The research itself is an ongoing journey. We’ve had a number of achievements so far in that we’ve been able to look at specific problems either solely within academia or more commonly with industrial partners and reach solutions or milestones for those problems. Of course there’s always the need to get into deeper water and harsher operating environments and with that comes the requirement of new technology. It’s kind of a story that keeps unfolding in new and different dimensions. Our goal would be to see a generation of technologies that allow production in deepwater and ultra deepwater environments. We’ve geared the laboratory at UWA to accomplish that and we hope to deliver the information required to make those decisions and empower some of those designs. If we could see the technology and this research being applied in that context, that would be a tremendous success for both us and the broader community.

What’s the most challenging part of your job?

Every day is a challenge, simply because of the research. Every day when we walk into the lab there’s always a challenge to go beyond the data point, to go beyond the binary ‘yes or no’ and try to understand ‘why’ from a fundamental perspective so that we can better inform ourselves as to what the next experimental step should be. These are some of the most complex systems on the face of the planet. When we talk about moving hydrate particles and water droplets in an oil and gas environment, the flow dynamics are incredibly complex. Trying to probe one experiment and then unravel what’s happening is a tremendous challenge. We have a wonderful team here that’s geared at unpacking various aspects of that behaviour. The largest challenge is always being one step ahead to understand exactly why we’re seeing this in the laboratory and then knowing, from that data, what would be the next best move.

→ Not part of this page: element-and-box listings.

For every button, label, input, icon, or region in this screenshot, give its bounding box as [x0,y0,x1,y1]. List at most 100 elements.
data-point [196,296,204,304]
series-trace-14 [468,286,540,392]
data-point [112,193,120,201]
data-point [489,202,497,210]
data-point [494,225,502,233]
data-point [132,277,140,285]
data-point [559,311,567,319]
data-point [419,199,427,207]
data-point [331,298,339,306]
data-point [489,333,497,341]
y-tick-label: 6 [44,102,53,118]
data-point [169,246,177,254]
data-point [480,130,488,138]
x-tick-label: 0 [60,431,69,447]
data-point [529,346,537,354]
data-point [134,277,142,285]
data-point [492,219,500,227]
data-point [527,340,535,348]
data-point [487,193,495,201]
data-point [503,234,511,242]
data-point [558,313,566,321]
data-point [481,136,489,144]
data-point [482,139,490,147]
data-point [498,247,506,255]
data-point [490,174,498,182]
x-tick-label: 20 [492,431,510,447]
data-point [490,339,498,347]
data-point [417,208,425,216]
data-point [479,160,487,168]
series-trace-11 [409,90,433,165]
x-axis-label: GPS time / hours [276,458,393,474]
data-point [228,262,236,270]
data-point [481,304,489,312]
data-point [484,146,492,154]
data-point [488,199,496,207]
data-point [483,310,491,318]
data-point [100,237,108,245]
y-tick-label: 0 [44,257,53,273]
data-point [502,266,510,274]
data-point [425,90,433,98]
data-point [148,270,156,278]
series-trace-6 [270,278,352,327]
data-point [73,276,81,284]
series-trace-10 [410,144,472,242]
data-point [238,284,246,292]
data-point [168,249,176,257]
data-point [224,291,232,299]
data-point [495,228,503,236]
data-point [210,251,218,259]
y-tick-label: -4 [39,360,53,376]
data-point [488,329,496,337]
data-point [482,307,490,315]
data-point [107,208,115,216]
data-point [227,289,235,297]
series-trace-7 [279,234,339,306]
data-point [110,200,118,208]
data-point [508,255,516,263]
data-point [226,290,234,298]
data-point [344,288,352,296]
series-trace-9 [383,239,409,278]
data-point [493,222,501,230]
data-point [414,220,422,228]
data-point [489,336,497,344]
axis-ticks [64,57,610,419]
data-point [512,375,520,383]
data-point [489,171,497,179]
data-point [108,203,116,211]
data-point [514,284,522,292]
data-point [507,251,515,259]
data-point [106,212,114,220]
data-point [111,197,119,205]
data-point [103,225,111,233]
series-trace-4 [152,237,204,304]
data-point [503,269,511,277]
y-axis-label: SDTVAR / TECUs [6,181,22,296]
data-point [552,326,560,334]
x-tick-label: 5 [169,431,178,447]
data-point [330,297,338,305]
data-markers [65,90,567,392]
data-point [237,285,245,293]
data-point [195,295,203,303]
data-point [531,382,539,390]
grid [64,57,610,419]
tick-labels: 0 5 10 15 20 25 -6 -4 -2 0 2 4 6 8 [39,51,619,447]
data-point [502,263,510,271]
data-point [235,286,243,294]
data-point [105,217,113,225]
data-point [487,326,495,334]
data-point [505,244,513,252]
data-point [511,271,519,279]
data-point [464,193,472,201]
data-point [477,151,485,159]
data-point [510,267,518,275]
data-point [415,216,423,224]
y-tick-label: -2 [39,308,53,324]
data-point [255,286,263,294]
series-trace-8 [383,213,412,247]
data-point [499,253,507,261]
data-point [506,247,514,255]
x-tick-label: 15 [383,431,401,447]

What is one of the most satisfying parts of your career?

The most satisfying aspect would be watching the students grow and learn as they’re coming into the PhD program and being acquainted with flow assurance, and watching the same spark that we all have with science and technology emerge in the students where they begin questioning their environments and thinking critically about what’s accepted and what could be, and what new and different experiments they could propose to make a contribution. Watching a person transform from an undergraduate scholar to a research scholar is such a rewarding experience.

What advice would you give to someone thinking of getting into engineering academia?

I would encourage them. One of the greatest benefits is being able to work with the students and to see that spark emerge in them. It takes a very patient person who is dedicated to research. That’s something that’s honed through the PhD experience at UWA, as well as post-doctoral appointments after that, which allows the person to see new and different ways of thinking. It’s an incredibly rewarding career but it takes a lot of time. You have to be 150 per cent dedicated to it, but I wouldn’t have chosen any other path.